Last night’s Reid Research Newshub poll surely seals National’s fate and points to a landslide Labour victory this election.
Labour just have to stay on track and not suffer any gaffes to be able to govern alone if they want to.
Advance voting begins next weekend and Electoral Commission officials have said they expect 60 per cent of all votes cast will be advance votes.
That means the voting could effectively all be done by election day on October 17.
Though National Leader Judith Collins was yesterday claiming National’s own polls showed a different level of support to the 29.5 per cent in the Newshub poll, POLITIK has been told by National insiders that the poll is not all that far away from the party’s own polls.
Nevertheless, a result like the Newshub poll suggests would see National down from 55 to 39 MPs, and eight sitting MPs would lose their seats.
Labour will have some worries about the poll; although they are on an unprecedented 50.8 per cent, they have lost 10 per cent since the last Newshub poll. But no one ever expected they would hold 60 per cent of the vote once the campaign started.
The other standout in the poll is that yet again NZ First on 1.9 per cent are nowhere near the five per cent threshold.
It looks as though their vote could be being cannibalised by the New Conservatives who have shot up 1.2 per cent to 2.1 per cent. The two parties have similar platforms.
ACT continues to ride high on 6.3 per cent; up three per cent.
Those are likely to be National voters disillusioned with National but unwilling to support Labour.
There is still a massive gap between the centre-left (Labour, 50.8%; Greens 6.5%) and the centre-right (National 29.6; ACT 6.3%)
The parties will be well aware of these trends. Both of them are polling daily.
And it is possible to see some explanation for the way they are campaigning in the figures.
Judith Collins appears to have turned her campaign into a one-woman crusade with a minimal staff which is currently aimed at largely consolidating the National Party “true blue” vote.
POLITIK understands that Campaign chair, Gerry Brownlee and campaign manager Tim Hurdle are now playing a less prominent role in the campaign than they were a few weeks ago.
Instead, the emphasis now is on holding the base.
That is why there has been so much emphasis on farming policy and issues and the new tougher rhetoric on climate change.
That approach also plays to Collins’ strengths. She has never been seen as a consensus politician capable of crossing over into Labour territory.
In contrast to National, ACT, appear highly organised and have published their schedules through to October 9 whereas National has advised the media only of events up to Tuesday. (The Prime Minister’s forward diary is out to the end of next week.)
ACT is buoyant, and though Judith Collins last week said she hoped ACT would help destroy NZ First, with that job apparently done, ACT Leader David Seymour is now directly competing for votes from National supporters.

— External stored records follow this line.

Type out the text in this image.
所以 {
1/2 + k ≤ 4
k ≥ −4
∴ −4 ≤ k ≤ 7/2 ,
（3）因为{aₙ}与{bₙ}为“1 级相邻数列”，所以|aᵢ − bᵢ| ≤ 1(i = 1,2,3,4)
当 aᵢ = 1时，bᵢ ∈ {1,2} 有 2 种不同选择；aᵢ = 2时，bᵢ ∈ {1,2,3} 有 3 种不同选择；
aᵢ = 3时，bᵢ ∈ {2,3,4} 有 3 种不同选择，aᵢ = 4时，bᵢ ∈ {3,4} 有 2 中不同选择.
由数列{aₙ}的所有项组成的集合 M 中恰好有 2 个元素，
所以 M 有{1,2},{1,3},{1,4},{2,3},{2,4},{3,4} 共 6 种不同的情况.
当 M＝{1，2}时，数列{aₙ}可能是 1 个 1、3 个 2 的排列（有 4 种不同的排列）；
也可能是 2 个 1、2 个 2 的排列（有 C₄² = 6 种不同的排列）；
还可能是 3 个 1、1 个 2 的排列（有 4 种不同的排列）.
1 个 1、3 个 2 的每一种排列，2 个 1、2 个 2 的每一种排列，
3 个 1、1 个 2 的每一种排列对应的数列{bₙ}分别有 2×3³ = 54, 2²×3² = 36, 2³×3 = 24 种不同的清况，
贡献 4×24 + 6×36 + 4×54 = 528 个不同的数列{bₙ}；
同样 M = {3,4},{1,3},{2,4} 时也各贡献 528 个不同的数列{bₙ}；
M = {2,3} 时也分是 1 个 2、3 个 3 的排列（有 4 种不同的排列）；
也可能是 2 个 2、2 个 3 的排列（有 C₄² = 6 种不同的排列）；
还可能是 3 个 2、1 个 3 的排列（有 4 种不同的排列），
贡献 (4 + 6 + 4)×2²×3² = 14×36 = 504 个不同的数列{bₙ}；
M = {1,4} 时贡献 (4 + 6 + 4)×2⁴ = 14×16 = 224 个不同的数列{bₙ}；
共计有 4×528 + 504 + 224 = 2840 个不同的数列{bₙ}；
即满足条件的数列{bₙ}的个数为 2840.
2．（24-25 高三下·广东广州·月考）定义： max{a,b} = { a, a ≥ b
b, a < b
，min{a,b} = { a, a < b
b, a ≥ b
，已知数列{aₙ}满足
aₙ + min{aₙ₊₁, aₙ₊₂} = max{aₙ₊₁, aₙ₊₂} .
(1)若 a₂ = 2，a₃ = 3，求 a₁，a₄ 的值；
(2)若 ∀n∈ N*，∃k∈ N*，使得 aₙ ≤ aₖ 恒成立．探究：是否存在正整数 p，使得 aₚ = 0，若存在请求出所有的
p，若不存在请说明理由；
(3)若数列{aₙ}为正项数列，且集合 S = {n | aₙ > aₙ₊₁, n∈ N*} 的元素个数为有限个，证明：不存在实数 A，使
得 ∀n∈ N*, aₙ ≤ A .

He has sharpened up his campaign speech to now include a direct attack on National in which he imagines Helen Clark goes into a deep coma between her defeat in 2008 and National’s defeat in 2017 when she awakes to find that the Key Government has changed none of her policies.
“Did they change anything?” he asks.
“No, and if you study history, it’s not surprising.
“National has been in power for two years out of every three since 1949, but they have never reversed a Labour Policy.”
Seymour said ACT existed to hold all parties accountable.
“Time and again, ACT stood alone against every other party,” he said.
“The vote was 119-1 numerous times as one party stood on principle against the madness of ‘political correctness’ and the ‘conventional wisdom’.”
The enigma in this poll as it is on the campaign trail is New Zealand First.
Both Labour and National are wary of a revival from the country’s most experienced campaigner.
Butt though Winston Peters has shown a capacity to get a leap in support during an election campaign he has never managed to get four per cent in three weeks which is the task ahead of him.
He gave a clue as to how he might try and reach that figure in a speech on Friday.
Speaking in Orewa, he said NZ First had three times stopped Labour from doing a deal at Ihumatao.
He said if Labour governed alone or with the Greens after the election, Ihumatao would be only the first case of a treaty settlement being opened up again.
“In 2020 too many Maori, aided by a small minority of wokeish fellow traveller elites, cannot shift their mindset,” he said.
“They are trapped in the past. They wallow in it.
“Never-ending self-flagellation about the past by elites in Maoridom and in our universities and cities, not to mention certain political parties, does not serve the national interest.”
Just how far Peters may go, could be one of the more intriguing questions for the rest of the campaign.
But his candidates are showing signs of giving up; Shane Jones did not join him on a visit to Dargaville in the Northland electorate on Thursday and a weekend candidates’ debate in Auckland Central saw the NZ First candidate, Jenny Marcroft drop out to be replaced by the party’s New Lynn candidate, Robert Gore.
Though this campaign has three weeks to go; in many ways, it has only one week to go because the voting starts next weekend. That would suggest these poll results may be near the final election result.